Alpha FX – Trading Statement  

Share Price 555p

Mkt Cap £185m

·         Statement Trading in September month has been particularly strong. The board expects results to be ahead of expectations

·         Estimates 28% PBT growth is currently forecast to £17.8m. EPS 20% growth to 20.6p.

·         Valuation The shares trade at 26X current year earnings and yield 1.1% before upgrades which may make it perhaps 10% cheaper.

·         Conclusion This company is highly valued. In my view the only time it is justified to pay up for a company is when it is at an early stage and the operational leverage of high top line growth combines with high margins to ensure the company can grow into its valuation quickly. Alpha FX is one of these. Given the overseas expansion this company could show rapid growth. 

5 September 2018

Alpha FX – H1 Results  

Share Price 540p

Mkt Cap £180m

·         Results Revenue up 55% to £9.7m. Underlying operating profit up 29% to £4.1m with a 42% margin and EPS up 14% to 9.8p while the dividend has been increased 27% to 1.9p. The outlook is “highly confident”. Net cash is £13.9m

·         EstimatesThe full year revenue estimate of £19.7m looks conservative given 55% growth in H1. This equates to £8.3m PBT, a margin of 42%.

·         Valuation Current year PER is 25.8X and yield 1.2% from a dividend which represents a payout ratio of 30%. The market cap equates to 9X sales

·        View The shares are expensive and this is a high quality company with dedicated management, an embedded customer base and high margins. So the only uncertainty is the rate of growth.
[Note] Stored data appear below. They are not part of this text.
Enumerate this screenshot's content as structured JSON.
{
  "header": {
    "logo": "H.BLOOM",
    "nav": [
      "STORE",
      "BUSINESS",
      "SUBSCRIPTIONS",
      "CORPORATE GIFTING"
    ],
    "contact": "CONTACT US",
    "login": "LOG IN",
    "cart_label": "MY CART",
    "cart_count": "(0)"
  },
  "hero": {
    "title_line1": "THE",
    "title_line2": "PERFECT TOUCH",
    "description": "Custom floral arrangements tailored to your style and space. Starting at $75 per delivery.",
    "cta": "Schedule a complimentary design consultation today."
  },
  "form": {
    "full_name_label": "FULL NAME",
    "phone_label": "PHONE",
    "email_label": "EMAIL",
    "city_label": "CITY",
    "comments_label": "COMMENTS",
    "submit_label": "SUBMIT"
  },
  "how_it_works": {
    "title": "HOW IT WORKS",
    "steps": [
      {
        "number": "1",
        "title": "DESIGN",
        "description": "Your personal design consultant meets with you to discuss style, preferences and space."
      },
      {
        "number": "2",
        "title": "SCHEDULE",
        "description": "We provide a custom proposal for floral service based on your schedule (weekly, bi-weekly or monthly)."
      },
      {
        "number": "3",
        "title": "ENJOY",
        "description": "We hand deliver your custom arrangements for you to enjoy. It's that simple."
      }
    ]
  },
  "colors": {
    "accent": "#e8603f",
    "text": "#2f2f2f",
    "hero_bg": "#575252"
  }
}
At 55% it can justify the valuation

11 July 2018

Alpha FX – Trading Statement  

Share Price 530p

Mkt Cap £177m

·         Update  H1 2018 revenue is up over 50% to £9.6m driven by Uk corporates and some traction in Europe. The statement refers to increased investment (aka “lower margins”). The board is confident full year profits will be “in line”
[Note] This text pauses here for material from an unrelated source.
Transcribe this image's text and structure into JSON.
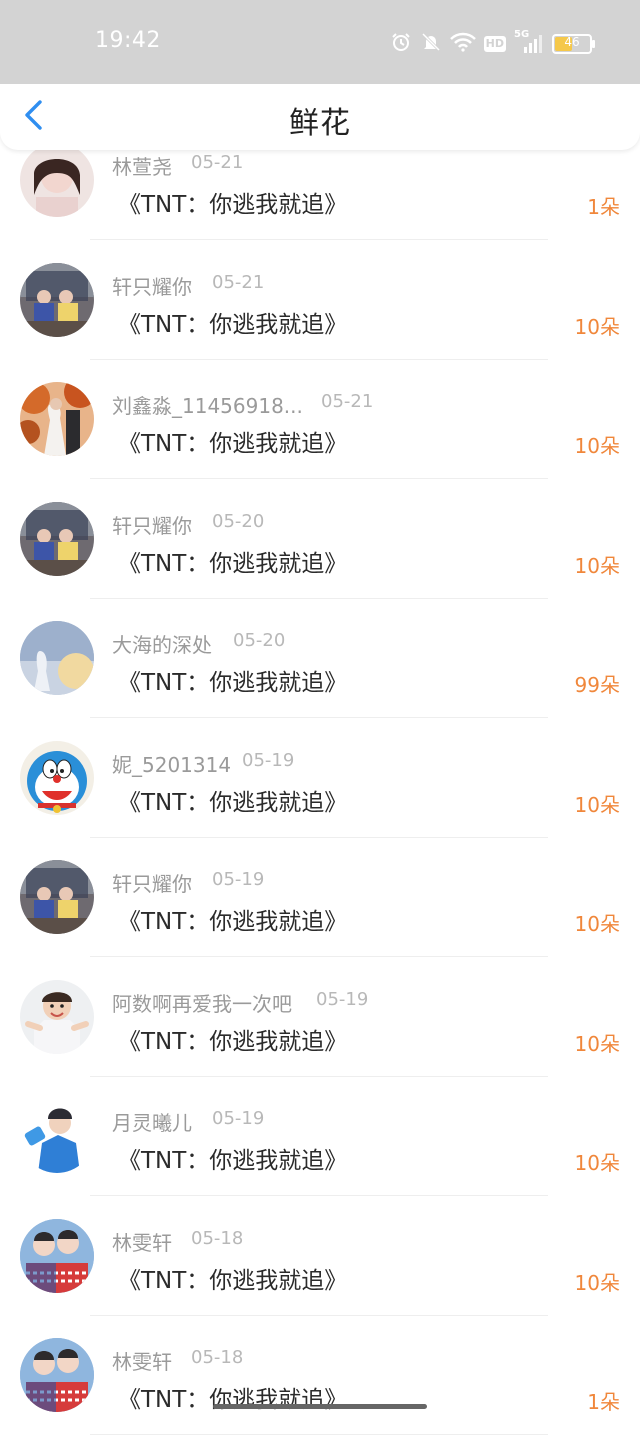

·         Estimates Full year estimates look for £17m of revenue which given £9.6m in H1 is somewhat too low. Margins are expected to be 49% which compares to 50% last year. Looks like revenue is too low but margins too high. Given the “in line” statement I would expect EPS expectations to change today

·         Valuation The PER for Dec 18 is 25.3 falling to 21.7X Dec 19 EPS

·         Conclusion The shares are a little rich perhaps in the short term for a period when the company is investing. Usually share price performance occurs when the investing starts to deliver results. But 50% revenue growth means it may not be too long to wait for the profits to catch up with the valuation.

23 October 2017

Image result for target emoji

Alpha FX – Currency Manager    

Share Price 493p

Mkt Cap £161m

·         Alpha provides software service to a company which enables them to hedge scientifically their FX exposure each month without the human bias of speculating on rates.  They charge for this by executing FX trades for the customer.  That was once how a stockbrokers business model worked until it was made illegal because it contravened rules of best execution. So if currency became a regulated investment Alpha would be contravening best execution rules. They would have to change the model and charge for the software which might make selling the product a lot harder.  Until that time it will continue to thrive

·         Valuation Growing its revenue at 48% this year makes the valuation come down sharply. On a PER of 32X reducing to 27X in 2018 I suspect the 2018 estimates are too low but it appears to me that the share price is discounting at least 3 years of continued strong growth rates

·         Conclusion The bet on this seems to whether currency will become regulated within 3 years which would reduce the rating and share price by about 50%.  My bet is that regulation is likely. Isaac Newton would have executed manufacturers of alternative currencies. Hopefully the FCA will have a different solution.